We're all geniuses when a Google search is just a few keystrokes away, but what is this doing for our memory? In the good ol' days, we all learned, and memorized the same texts.
“We are in a culture that devalues our sense of memory.” Back when John Quincy Adams was teaching it, Mr. Engell said, “rhetoric was an umbrella where you got moral philosophy, the development of literary taste, intellectual prose, aesthetic appreciation, memorization and oral presentation. The ultimate object of this was what the Greeks called phronesis, or practical wisdom.”
Does miscellaneous and scattered information that needs to be collected, but not learned or memorized hinder or help culture and community? The author of the NYT article argues that we previously had an "illusion of community" because of our knowledge of shared texts.

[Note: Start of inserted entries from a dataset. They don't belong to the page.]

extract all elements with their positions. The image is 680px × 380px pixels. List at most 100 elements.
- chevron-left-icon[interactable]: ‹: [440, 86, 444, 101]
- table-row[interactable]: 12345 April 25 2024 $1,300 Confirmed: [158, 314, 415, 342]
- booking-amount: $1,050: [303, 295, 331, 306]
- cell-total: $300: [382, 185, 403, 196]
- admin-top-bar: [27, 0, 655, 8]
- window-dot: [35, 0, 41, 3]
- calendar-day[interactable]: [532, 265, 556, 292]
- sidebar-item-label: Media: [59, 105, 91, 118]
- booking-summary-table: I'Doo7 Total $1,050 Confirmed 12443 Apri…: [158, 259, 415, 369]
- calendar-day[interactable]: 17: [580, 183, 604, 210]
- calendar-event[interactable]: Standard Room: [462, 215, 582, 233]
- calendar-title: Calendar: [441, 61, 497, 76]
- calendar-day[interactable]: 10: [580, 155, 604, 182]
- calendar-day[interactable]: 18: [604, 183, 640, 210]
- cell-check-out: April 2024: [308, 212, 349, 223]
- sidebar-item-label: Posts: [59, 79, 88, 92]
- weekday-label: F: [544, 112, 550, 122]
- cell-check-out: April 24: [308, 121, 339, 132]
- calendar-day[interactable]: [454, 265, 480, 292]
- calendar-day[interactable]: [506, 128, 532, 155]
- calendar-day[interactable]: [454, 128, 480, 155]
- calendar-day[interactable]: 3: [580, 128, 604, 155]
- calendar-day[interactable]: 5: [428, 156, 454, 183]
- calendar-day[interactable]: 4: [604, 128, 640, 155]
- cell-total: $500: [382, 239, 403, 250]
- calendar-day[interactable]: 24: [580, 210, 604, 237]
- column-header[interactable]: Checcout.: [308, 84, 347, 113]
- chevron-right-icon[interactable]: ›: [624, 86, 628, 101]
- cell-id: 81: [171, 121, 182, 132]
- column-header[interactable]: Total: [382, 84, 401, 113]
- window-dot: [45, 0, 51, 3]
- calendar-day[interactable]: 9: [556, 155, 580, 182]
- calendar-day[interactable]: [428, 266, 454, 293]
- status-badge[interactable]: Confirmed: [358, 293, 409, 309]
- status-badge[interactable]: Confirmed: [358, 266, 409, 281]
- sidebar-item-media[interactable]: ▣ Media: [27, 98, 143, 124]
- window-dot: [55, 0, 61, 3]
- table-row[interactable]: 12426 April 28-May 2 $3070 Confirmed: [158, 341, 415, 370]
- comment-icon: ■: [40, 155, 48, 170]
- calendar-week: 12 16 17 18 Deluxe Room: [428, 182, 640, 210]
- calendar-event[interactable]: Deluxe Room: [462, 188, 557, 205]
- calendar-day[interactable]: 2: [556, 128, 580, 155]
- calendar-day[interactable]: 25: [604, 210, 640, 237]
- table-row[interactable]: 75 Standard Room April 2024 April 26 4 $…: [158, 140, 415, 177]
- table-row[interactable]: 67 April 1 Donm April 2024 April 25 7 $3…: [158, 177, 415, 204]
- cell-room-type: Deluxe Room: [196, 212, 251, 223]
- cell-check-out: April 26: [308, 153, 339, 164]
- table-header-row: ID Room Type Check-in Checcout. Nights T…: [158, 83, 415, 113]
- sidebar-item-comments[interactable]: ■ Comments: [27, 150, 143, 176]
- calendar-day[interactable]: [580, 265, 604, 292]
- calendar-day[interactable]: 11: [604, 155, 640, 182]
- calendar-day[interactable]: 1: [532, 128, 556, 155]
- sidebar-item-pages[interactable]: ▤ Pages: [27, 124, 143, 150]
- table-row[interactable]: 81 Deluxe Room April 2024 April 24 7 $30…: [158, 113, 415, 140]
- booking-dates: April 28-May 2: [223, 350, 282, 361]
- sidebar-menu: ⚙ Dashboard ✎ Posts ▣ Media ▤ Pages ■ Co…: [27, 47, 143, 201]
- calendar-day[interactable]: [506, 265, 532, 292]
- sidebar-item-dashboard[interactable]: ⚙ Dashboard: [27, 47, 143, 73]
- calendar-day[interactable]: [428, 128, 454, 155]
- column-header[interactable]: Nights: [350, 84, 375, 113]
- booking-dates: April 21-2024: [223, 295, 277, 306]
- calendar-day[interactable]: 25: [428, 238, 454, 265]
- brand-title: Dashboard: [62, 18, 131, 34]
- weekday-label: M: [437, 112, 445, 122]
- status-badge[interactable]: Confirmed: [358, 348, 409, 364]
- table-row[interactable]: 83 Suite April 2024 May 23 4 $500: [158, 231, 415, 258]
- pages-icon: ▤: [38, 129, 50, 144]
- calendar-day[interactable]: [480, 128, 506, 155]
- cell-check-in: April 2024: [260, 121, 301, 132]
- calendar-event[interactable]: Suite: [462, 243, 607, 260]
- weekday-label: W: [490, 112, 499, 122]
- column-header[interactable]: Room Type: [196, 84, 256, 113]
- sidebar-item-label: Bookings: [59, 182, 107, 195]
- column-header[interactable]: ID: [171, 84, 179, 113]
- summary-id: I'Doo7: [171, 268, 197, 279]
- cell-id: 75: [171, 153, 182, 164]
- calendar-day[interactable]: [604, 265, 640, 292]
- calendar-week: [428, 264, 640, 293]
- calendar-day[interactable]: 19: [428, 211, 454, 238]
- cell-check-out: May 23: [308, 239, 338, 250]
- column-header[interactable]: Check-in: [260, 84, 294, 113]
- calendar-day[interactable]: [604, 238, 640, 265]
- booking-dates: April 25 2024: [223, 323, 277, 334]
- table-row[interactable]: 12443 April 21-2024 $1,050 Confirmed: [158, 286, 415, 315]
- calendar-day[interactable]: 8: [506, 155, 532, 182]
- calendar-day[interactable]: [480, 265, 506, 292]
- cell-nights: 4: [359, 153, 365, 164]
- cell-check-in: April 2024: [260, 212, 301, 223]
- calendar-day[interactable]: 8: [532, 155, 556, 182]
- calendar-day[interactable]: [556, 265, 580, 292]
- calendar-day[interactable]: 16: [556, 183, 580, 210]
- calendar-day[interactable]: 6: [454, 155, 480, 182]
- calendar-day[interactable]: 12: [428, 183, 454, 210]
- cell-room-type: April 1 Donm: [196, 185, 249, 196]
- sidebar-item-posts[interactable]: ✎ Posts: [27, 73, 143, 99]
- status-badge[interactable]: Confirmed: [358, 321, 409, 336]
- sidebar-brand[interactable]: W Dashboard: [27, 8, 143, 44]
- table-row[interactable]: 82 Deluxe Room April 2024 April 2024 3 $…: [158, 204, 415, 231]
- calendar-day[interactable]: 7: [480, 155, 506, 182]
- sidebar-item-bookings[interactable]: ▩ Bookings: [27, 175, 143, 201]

Maybe the long tail is snapping us in the back of the head?!
Mate people have been saying the same thing since the advent of writing. We're evolving, flesh and silicon. Who knows we're we'll end up.
Few thoughts on that here:
http://farisyakob.typepad.com/blog/2007/08/when-i-was-youn.html
FXX
Posted by: Faris | October 04, 2007 at 12:22 PM
I agree with you Faris. I even do the same thing for my blog posts (Google!).
I think that part that interests me more is the "illusion of community" that the author of the NYT article brings up. Fewer shared texts and cultural references, that sort of thing, and how it's tied to memory.